2. Wer in seinem Verantwortungsbereich eine Gefahrenlage schafft oder andauern lässt, ist nach ständiger Rechtsprechung des Bundesgerichtshofs grundsätzlich verpflichtet, die notwendigen und zumutbaren Vorkehrungen zu treffen, um eine Schädigung anderer möglichst zu verhindern (Senatsurteil BGHZ 121, 367 , 375; BGH, Urteil vom 15. Juli 2003 - VI ZR 155/02 - NJW-RR 2003, 1459 ; Urteil vom 3. Februar 2004 - VI ZR 95/03 - NJW 2004, 1449 , 1450; Urteil vom 20. Dezember 2005 - VI ZR 33/05 - Rn. 11; Senatsurteil vom 2. Februar 2006 - III ZR 159/05 - zur Veröffentlichung vorgesehen; jeweils m.w.N.).
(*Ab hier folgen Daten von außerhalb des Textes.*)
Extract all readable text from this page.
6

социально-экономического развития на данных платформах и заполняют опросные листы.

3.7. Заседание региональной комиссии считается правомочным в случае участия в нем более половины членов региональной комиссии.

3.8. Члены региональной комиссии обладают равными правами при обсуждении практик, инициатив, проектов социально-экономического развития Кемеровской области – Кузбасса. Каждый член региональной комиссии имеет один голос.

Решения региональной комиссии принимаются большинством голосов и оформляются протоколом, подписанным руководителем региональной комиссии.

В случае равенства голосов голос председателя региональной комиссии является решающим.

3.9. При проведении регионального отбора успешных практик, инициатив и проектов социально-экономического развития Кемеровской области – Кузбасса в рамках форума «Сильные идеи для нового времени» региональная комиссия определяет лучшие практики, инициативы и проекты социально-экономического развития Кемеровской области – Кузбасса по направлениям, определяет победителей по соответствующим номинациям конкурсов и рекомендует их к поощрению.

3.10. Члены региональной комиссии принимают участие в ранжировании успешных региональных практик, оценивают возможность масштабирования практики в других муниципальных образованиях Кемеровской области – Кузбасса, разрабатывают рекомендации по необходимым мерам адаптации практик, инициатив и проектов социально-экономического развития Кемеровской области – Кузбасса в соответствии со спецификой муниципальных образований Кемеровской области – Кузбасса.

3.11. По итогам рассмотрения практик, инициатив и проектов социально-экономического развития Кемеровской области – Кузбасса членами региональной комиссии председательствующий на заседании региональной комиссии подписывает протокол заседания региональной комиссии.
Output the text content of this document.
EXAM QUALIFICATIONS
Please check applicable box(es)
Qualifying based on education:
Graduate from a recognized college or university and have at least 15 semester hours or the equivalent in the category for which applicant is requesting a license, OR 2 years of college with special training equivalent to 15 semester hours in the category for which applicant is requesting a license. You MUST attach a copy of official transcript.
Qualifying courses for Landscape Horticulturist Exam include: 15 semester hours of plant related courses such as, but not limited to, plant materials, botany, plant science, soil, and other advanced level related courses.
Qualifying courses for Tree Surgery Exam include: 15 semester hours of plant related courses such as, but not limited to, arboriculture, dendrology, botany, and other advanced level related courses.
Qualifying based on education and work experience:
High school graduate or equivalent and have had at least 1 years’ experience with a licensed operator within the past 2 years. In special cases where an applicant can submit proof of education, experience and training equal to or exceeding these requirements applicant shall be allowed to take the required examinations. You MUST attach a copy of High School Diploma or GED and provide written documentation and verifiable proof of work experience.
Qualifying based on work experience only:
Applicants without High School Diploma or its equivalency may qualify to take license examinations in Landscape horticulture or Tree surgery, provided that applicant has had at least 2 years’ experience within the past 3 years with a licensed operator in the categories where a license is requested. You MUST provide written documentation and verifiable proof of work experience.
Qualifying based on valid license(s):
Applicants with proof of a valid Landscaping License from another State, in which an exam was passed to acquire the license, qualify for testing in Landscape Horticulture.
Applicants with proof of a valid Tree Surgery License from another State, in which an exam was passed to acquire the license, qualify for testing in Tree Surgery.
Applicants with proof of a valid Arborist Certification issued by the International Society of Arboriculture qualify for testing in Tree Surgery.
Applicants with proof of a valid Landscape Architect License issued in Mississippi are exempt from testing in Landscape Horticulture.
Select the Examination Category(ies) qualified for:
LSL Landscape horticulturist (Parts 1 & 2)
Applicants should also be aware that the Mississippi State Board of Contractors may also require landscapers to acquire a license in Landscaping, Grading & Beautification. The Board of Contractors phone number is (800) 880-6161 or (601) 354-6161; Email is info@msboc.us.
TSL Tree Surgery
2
Die rechtlich gebotene Verkehrssicherung umfasst diejenigen Maßnahmen, die ein umsichtiger und verständiger, in vernünftigen Grenzen vorsichtiger Mensch für notwendig und ausreichend halten darf, um andere vor Schäden zu bewahren. Voraussetzung ist daher, dass sich für ein sachkundiges Urteil die nahe liegende Gefahr ergibt, dass Rechtsgüter anderer verletzt werden können (BGH, Urteile vom 15. Juli 2003 aaO. S. 1459 f.; vom 3. Februar 2004 aaO. und vom 20. Dezember 2005 aaO.).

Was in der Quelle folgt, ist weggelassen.